Throughout the story, readers gain insight into the widespread nature of gun violence in some neighborhoods. Readers are also challenged to consider the vicious cycles of hate and violence caused by blindly following rules without knowing the why behind actions in order to break these cycles and take steps towards finding solutions to gun violence and wide-spread retaliation.
Long Way Down is an excellent text for a social injustice inquiry unit in middle or high school classrooms. Titles with a similar theme include The Hate You Give by Angie Thomas (2017), The 57 Bus: A True Story of Two Teenagers and the Crime That Changed Their Lives by Dashka Slater (2017), Dry by Neal Shusterman and Jarrod Shusterman (2018), and The Absolutely True Diary of a Part-Time Indian by Sherman Alexie (2009).
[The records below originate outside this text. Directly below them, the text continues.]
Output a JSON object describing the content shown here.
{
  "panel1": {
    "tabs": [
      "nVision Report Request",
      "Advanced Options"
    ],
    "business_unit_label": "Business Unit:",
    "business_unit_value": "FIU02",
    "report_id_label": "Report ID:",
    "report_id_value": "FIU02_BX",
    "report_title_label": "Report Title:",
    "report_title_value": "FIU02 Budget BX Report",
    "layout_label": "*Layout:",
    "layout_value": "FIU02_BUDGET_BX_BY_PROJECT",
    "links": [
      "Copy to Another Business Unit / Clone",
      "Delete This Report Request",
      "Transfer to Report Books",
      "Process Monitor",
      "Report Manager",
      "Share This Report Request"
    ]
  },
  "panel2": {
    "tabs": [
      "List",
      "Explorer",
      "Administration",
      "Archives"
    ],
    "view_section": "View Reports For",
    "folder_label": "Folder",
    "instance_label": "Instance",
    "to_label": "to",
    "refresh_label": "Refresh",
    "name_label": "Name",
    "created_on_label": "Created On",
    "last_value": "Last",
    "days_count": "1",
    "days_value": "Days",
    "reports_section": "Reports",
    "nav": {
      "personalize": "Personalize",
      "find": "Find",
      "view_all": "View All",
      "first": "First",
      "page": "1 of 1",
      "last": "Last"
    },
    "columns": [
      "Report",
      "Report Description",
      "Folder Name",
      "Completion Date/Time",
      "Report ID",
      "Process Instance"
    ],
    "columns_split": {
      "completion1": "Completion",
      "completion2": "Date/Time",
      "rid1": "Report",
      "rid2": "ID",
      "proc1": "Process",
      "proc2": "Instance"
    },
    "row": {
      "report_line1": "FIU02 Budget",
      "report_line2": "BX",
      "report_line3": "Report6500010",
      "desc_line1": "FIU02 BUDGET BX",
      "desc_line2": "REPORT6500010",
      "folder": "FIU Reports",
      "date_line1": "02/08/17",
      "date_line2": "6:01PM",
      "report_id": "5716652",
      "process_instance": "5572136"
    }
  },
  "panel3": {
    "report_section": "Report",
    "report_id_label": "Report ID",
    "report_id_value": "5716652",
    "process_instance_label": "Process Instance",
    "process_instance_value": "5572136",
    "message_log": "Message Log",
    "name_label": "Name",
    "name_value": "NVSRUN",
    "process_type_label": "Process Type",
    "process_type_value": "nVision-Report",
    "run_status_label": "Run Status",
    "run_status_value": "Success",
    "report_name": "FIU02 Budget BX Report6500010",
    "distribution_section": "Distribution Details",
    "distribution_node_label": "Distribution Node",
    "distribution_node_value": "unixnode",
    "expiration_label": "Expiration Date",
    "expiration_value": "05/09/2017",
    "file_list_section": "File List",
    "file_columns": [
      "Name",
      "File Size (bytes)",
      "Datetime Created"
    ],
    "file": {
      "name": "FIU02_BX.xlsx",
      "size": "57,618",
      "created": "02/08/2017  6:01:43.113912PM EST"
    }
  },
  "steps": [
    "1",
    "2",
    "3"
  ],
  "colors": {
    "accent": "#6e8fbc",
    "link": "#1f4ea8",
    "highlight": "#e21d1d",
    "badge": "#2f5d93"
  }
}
Jason Reynolds was raised in Oxon Hill, Maryland, and currently resides in Brooklyn, New York. He wrote the New York Times best seller, Long Way Down after spending time in U.S. juvenile detention centers where thousands of 14-year-old boys serve 10-year sentences for gang violence. While visiting these centers, he learned about the crimes committed by the young men even though most had no idea from where the issue stemmed, with one gang rivalry dating back to the 1960s over a pair of shoes. He is the co-author of another New York Times best selling novel, All American Boys (2015), and has won several national book awards for young people’s literature.